Well, for Christopher, things came crashing down. He was arrested and sentenced to 6-years in prison for drugs. All of his so-called friends deserted him. He hit rock bottom. And so he reached out to his mom, whom he had not spoken to in a long while. She shared her faith in Christ and that she had been praying for him for years. That had a profound impact on him.

On his third day in prison, he pickup up a book from the trash pile. It was a New Testament, so he took it and read it. Then he read it again and again. And the Lord opened Christopher’s ears to hear. And the Lord transformed his life… The Lord answered his mom’s faithful prayers. After his imprisonment, Christopher dedicated his life to ministry, he eventually received a doctorate in ministry. He now teaches at Moody Bible and also runs a ministry reaching the LGBTQ community with the Gospel. And his mom continues to be his prayer warrior.

Through the joys and sorrows of parenting, there is hope.


That hope comes through the one we call our Heavenly Father and through his Son, the Savior of the world, Jesus Christ. Their relationship perfectly models the relationship between a Father and a son. And every single aspect of their relationship ministers to every single aspect of our relationship with our parents… and if you are a parent, with your children.

Consider three things related to our three points:

·       First, we deserved the fullness of the rod of the Father’s discipline. Yet, that rod of discipline fell on Christ for us. The judgment we deserved for our disobedience, Jesus endured for us. So, children, when you receive discipline from your parents, it is only a shadow of the discipline that you truly deserve. Parents, when you discipline your children, you are demonstrating to them the consequences of sin. That discipline reveals to your children the justice of God and it ultimately points to their need for Christ. That is why discipline is so important for children.

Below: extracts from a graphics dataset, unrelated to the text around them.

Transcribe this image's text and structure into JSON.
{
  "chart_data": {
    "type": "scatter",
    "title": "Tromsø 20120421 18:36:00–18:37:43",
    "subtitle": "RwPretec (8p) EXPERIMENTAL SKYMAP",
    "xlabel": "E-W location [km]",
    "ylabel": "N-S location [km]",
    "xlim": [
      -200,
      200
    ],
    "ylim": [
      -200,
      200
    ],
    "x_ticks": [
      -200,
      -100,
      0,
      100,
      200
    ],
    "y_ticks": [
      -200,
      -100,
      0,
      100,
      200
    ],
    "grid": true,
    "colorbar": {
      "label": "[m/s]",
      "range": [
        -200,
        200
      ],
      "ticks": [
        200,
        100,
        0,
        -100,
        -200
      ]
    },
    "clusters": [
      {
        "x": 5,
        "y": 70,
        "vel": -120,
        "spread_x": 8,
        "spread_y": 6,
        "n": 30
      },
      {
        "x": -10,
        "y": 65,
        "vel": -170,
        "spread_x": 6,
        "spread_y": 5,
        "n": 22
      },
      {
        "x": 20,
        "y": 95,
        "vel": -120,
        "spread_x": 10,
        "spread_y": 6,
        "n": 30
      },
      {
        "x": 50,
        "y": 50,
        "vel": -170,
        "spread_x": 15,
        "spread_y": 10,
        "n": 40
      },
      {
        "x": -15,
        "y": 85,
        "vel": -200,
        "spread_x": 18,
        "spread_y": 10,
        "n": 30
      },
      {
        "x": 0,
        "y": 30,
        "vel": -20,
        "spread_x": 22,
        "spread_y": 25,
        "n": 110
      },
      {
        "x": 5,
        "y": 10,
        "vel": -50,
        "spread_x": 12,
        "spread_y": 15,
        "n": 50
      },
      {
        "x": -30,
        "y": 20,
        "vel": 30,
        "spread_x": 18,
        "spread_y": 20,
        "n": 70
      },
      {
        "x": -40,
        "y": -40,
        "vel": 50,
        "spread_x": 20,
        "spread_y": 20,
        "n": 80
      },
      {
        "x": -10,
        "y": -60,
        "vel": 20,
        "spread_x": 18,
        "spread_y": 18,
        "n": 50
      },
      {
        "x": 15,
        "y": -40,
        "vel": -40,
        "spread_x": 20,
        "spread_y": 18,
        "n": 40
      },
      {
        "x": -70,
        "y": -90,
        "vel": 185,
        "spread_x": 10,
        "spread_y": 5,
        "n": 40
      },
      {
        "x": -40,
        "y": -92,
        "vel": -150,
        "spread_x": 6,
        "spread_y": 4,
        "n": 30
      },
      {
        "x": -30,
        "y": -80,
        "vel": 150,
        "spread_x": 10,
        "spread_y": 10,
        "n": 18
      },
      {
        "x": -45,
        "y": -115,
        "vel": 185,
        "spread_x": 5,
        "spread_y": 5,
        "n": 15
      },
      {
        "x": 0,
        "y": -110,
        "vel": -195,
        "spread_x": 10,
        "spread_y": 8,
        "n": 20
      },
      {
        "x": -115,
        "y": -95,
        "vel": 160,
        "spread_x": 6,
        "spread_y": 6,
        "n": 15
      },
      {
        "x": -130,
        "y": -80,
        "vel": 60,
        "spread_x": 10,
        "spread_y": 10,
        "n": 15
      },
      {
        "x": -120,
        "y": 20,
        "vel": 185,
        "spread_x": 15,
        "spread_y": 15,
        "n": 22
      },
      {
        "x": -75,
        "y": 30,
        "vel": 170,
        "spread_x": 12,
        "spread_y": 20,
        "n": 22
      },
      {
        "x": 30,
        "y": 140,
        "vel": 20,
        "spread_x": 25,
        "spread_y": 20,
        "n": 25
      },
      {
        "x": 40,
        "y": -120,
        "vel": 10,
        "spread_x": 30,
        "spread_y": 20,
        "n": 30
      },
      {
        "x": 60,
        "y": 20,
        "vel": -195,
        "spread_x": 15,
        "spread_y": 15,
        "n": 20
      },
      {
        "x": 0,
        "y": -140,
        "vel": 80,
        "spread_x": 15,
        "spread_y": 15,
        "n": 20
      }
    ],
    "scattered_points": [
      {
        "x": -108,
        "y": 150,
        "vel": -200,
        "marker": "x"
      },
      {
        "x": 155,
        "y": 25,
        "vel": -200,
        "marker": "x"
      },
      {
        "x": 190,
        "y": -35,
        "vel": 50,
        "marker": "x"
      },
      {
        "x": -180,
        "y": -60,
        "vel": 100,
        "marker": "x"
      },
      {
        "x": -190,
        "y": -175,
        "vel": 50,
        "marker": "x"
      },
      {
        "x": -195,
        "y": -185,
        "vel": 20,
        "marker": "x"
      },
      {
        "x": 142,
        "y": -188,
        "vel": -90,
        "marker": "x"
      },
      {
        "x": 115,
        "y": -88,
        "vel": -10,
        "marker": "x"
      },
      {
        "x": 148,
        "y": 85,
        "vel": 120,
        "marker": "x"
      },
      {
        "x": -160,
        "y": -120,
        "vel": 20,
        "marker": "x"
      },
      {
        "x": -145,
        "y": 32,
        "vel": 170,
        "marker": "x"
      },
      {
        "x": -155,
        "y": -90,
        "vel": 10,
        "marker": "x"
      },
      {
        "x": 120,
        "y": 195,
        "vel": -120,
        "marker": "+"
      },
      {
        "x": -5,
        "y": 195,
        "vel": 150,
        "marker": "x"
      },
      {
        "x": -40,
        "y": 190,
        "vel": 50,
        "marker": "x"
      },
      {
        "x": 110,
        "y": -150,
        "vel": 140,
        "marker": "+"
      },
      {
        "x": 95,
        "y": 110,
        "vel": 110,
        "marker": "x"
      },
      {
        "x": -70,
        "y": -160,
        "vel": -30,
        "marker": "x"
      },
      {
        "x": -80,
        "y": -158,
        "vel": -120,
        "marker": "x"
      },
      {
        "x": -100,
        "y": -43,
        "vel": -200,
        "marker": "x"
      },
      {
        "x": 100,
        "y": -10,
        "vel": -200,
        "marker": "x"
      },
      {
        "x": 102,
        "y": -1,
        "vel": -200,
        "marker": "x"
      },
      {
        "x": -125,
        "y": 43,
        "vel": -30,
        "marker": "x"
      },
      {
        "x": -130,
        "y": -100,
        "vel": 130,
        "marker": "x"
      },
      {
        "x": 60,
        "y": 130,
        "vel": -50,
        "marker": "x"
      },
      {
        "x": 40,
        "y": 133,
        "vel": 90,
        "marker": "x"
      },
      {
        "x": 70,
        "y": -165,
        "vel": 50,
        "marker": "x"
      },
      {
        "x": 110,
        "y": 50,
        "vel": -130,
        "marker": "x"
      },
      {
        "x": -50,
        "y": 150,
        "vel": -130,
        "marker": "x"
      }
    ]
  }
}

·       Second, Jesus perfectly honored and obeyed his Father. He submitted himself to his Father’s will. And the results of Jesus’ obedience are amazing – his exaltation and glory and our salvation. When we honor our earthly mother or father, even considering their failures, it testifies to the perfect obedience of Christ… and it testifies to how, in him, we can honor and obey our parents, no matter our age.

·       And last, sorrows and trials exist in every single relationship in this world. That is the result of sin. But there is a particular heartache when it is between a parent and child or child and parent. If you know and believe in Christ, you not only have a Savior who took on the discipline you deserved, but in him, you have a Heavenly Father who loves you. He loves you despite your sin. It’s the true love of a Father. And through his love, you can love your parents… and you can love your children despite their sin and wayward lives. You can pray for them trusting in your heavenly Father. And you can rest in his comfort and love through his son.

So, for the parents of young children, here, when you discipline your children, may it point to the one who endured the disciple you deserve. And for the children here, all of us. May we honor our mother and father, not because they deserve it in and of themselves, but because we’re called to and we have a heavenly Father who loves us.